Palais des Nations, Geneva, 5 February 2013
In addressing the infrastructure challenges in the Palais des Nations, Clemens Adams, Director, Division of Administration at UNOG, gave an overview of the intent of the United Nations to repair and renovate the Palais des Nations and pointed out that the United Nations is currently looking at various innovative ways to do so, including the PPP option. He also gave a quick historical outlook of the Palais des Nations since it was built to service the needs of the League of Nations, the precursor to the United Nations Organization.
• The Palais is one of the most significant and busiest facilities that the United Nations operates;
• 10,000 meetings and conference are held every year, attended by over 28,000 delegates;
• It has about 100,000 visitors annually; and
• Provides a work place for approximately 4,000 staff members and consultants.

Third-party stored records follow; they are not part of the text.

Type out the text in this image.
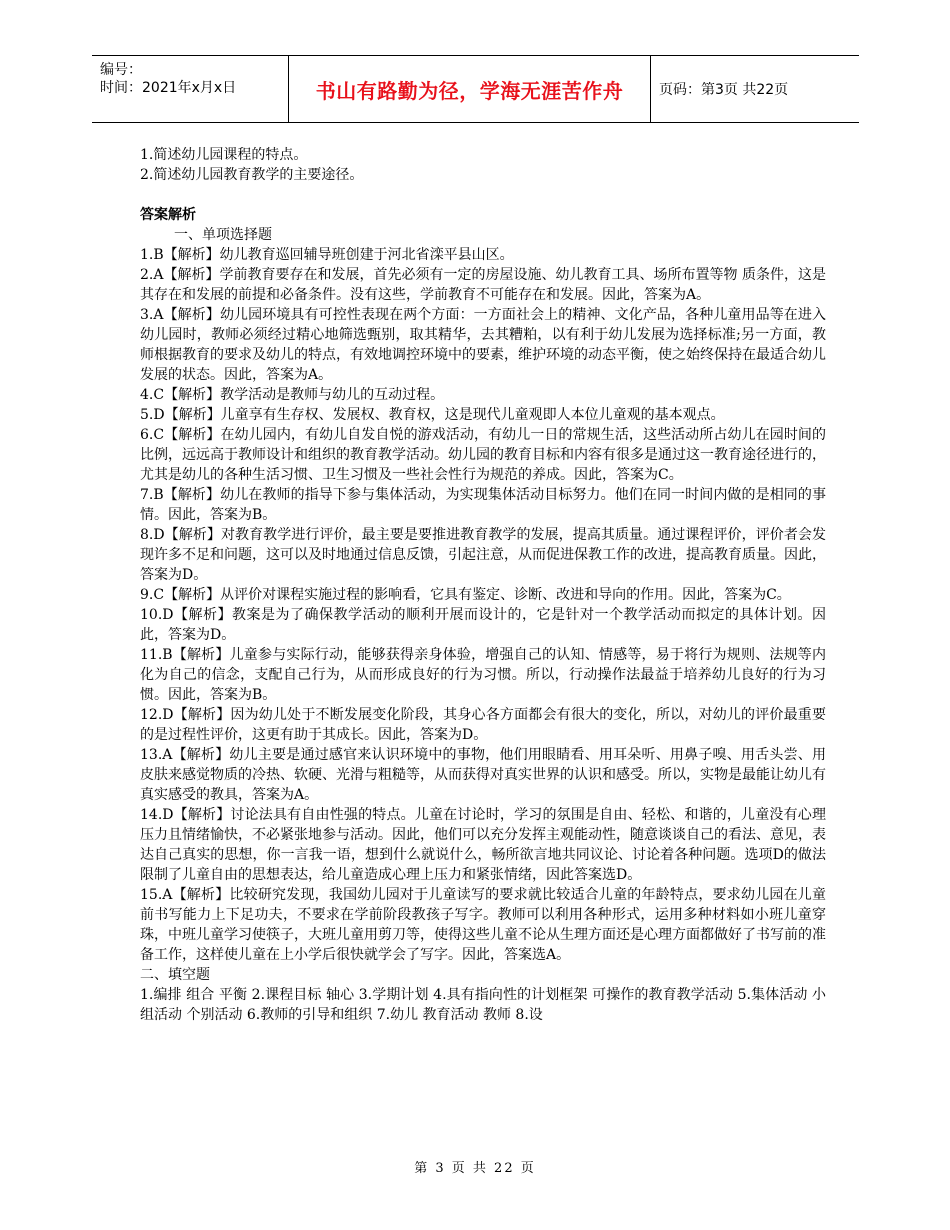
编号：
时间：2021年x月x日	书山有路勤为径，学海无涯苦作舟	页码：第3页 共22页

1.简述幼儿园课程的特点。

2.简述幼儿园教育教学的主要途径。

答案解析

一、单项选择题

1.B【解析】幼儿教育巡回辅导班创建于河北省滦平县山区。

2.A【解析】学前教育要存在和发展，首先必须有一定的房屋设施、幼儿教育工具、场所布置等物 质条件，这是其存在和发展的前提和必备条件。没有这些，学前教育不可能存在和发展。因此，答案为A。

3.A【解析】幼儿园环境具有可控性表现在两个方面：一方面社会上的精神、文化产品，各种儿童用品等在进入幼儿园时，教师必须经过精心地筛选甄别，取其精华，去其糟粕，以有利于幼儿发展为选择标准;另一方面，教师根据教育的要求及幼儿的特点，有效地调控环境中的要素，维护环境的动态平衡，使之始终保持在最适合幼儿发展的状态。因此，答案为A。

4.C【解析】教学活动是教师与幼儿的互动过程。

5.D【解析】儿童享有生存权、发展权、教育权，这是现代儿童观即人本位儿童观的基本观点。

6.C【解析】在幼儿园内，有幼儿自发自悦的游戏活动，有幼儿一日的常规生活，这些活动所占幼儿在园时间的比例，远远高于教师设计和组织的教育教学活动。幼儿园的教育目标和内容有很多是通过这一教育途径进行的，尤其是幼儿的各种生活习惯、卫生习惯及一些社会性行为规范的养成。因此，答案为C。

7.B【解析】幼儿在教师的指导下参与集体活动，为实现集体活动目标努力。他们在同一时间内做的是相同的事情。因此，答案为B。

8.D【解析】对教育教学进行评价，最主要是要推进教育教学的发展，提高其质量。通过课程评价，评价者会发现许多不足和问题，这可以及时地通过信息反馈，引起注意，从而促进保教工作的改进，提高教育质量。因此，答案为D。

9.C【解析】从评价对课程实施过程的影响看，它具有鉴定、诊断、改进和导向的作用。因此，答案为C。

10.D【解析】教案是为了确保教学活动的顺利开展而设计的，它是针对一个教学活动而拟定的具体计划。因此，答案为D。

11.B【解析】儿童参与实际行动，能够获得亲身体验，增强自己的认知、情感等，易于将行为规则、法规等内化为自己的信念，支配自己行为，从而形成良好的行为习惯。所以，行动操作法最益于培养幼儿良好的行为习惯。因此，答案为B。

12.D【解析】因为幼儿处于不断发展变化阶段，其身心各方面都会有很大的变化，所以，对幼儿的评价最重要的是过程性评价，这更有助于其成长。因此，答案为D。

13.A【解析】幼儿主要是通过感官来认识环境中的事物，他们用眼睛看、用耳朵听、用鼻子嗅、用舌头尝、用皮肤来感觉物质的冷热、软硬、光滑与粗糙等，从而获得对真实世界的认识和感受。所以，实物是最能让幼儿有真实感受的教具，答案为A。

14.D【解析】讨论法具有自由性强的特点。儿童在讨论时，学习的氛围是自由、轻松、和谐的，儿童没有心理压力且情绪愉快，不必紧张地参与活动。因此，他们可以充分发挥主观能动性，随意谈谈自己的看法、意见，表达自己真实的思想，你一言我一语，想到什么就说什么，畅所欲言地共同议论、讨论着各种问题。选项D的做法限制了儿童自由的思想表达，给儿童造成心理上压力和紧张情绪，因此答案选D。

15.A【解析】比较研究发现，我国幼儿园对于儿童读写的要求就比较适合儿童的年龄特点，要求幼儿园在儿童前书写能力上下足功夫，不要求在学前阶段教孩子写字。教师可以利用各种形式，运用多种材料如小班儿童穿珠，中班儿童学习使筷子，大班儿童用剪刀等，使得这些儿童不论从生理方面还是心理方面都做好了书写前的准备工作，这样使儿童在上小学后很快就学会了写字。因此，答案选A。

二、填空题

1.编排 组合 平衡 2.课程目标 轴心 3.学期计划 4.具有指向性的计划框架 可操作的教育教学活动 5.集体活动 小组活动 个别活动 6.教师的引导和组织 7.幼儿 教育活动 教师 8.设

第 3 页 共 22 页
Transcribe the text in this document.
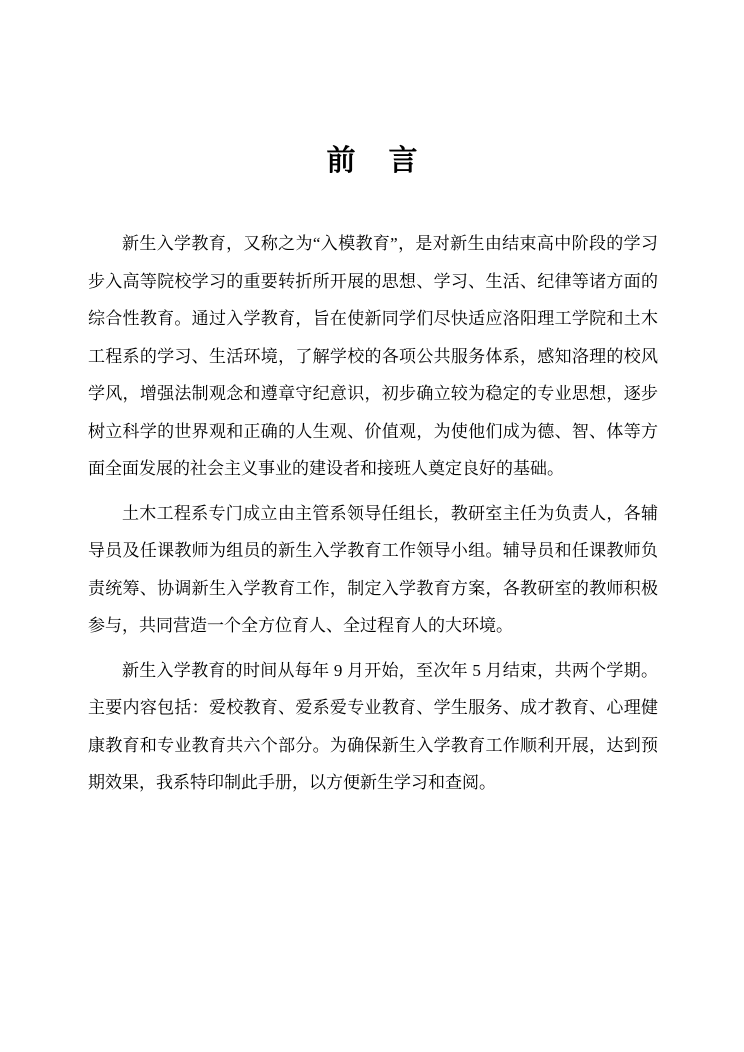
前　言

新生入学教育，又称之为“入模教育”，是对新生由结束高中阶段的学习步入高等院校学习的重要转折所开展的思想、学习、生活、纪律等诸方面的综合性教育。通过入学教育，旨在使新同学们尽快适应洛阳理工学院和土木工程系的学习、生活环境，了解学校的各项公共服务体系，感知洛理的校风学风，增强法制观念和遵章守纪意识，初步确立较为稳定的专业思想，逐步树立科学的世界观和正确的人生观、价值观，为使他们成为德、智、体等方面全面发展的社会主义事业的建设者和接班人奠定良好的基础。

土木工程系专门成立由主管系领导任组长，教研室主任为负责人，各辅导员及任课教师为组员的新生入学教育工作领导小组。辅导员和任课教师负责统筹、协调新生入学教育工作，制定入学教育方案，各教研室的教师积极参与，共同营造一个全方位育人、全过程育人的大环境。

新生入学教育的时间从每年 9 月开始，至次年 5 月结束，共两个学期。主要内容包括：爱校教育、爱系爱专业教育、学生服务、成才教育、心理健康教育和专业教育共六个部分。为确保新生入学教育工作顺利开展，达到预期效果，我系特印制此手册，以方便新生学习和查阅。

Ensuring that the premises are brought to current standards and a few issues that give strong emphasis to renovate the Palais were also discussed:
• Outdated electricity installations;
• Dysfunctional water and sewer systems;
• Lack of adjustments to the needs of people with disabilities;
• Inefficiency of the space utilisation – the Palais has the capacity to accommodate 20 to 25% more staff;
• Deficiencies of energetic operations of the Palais; and
• Analogue technologies from the 70s.
The renovation timeline:
• Up to 2011 – pre-planning including studies and proposal to renovate the Palais;
• Currently – a more detailed planning exercise and identifying various options to finance;
• June 2013 – the Secretary General’s report to the General Assembly on the Strategic Heritage Plan and work towards implementation.
In his presentation, Geoffrey Hamilton, the Chief of the PPP programme at UNECE, spoke about the Team of Specialists’ initial findings on the PPP option to refurbish the Palais des Nations, the feedback that was received from member States and the proposals for the follow-up study undertaken by Toyo University under the overall responsibility of the Team of Specialists on PPPs.
Regarding the initial findings, the reference was made to the special session held in Geneva on 6 December 2012 that included several PPP case studies similar to the Palais des Nations.
Overall the findings conclude that the PPP option is a relevant and valid one for UNOG considering its advantages of on time and to budget delivery alongside some legal issues relative to the Palais:
• PPP controls cost: the private sector works to contract;
• Private sector introduces innovation;
• Competition amongst bidders difficult to realise as UNOG is prevented by the rules governing procurement;
• The Palais’ sovereign immunity.
Feedback received from the governments portrays PPPs as a type of ‘humanitarian gift’ thus it was also recommended to have a more objective analysis of advantages and disadvantages of PPPs, whereby the issues of length of preparation and complexity are tackled.
• Identifying the scope and scale of the project;
• Potential involvement of the private sector inside the Palais and its effect on the UN brand;
• Undertaking a baseline study of the risks associated with different PPP models – failures, their causes and recommendations on models.
The idea behind the baseline study is to bring support to the notion of PPPs alongside providing UNOG with an honest assessment.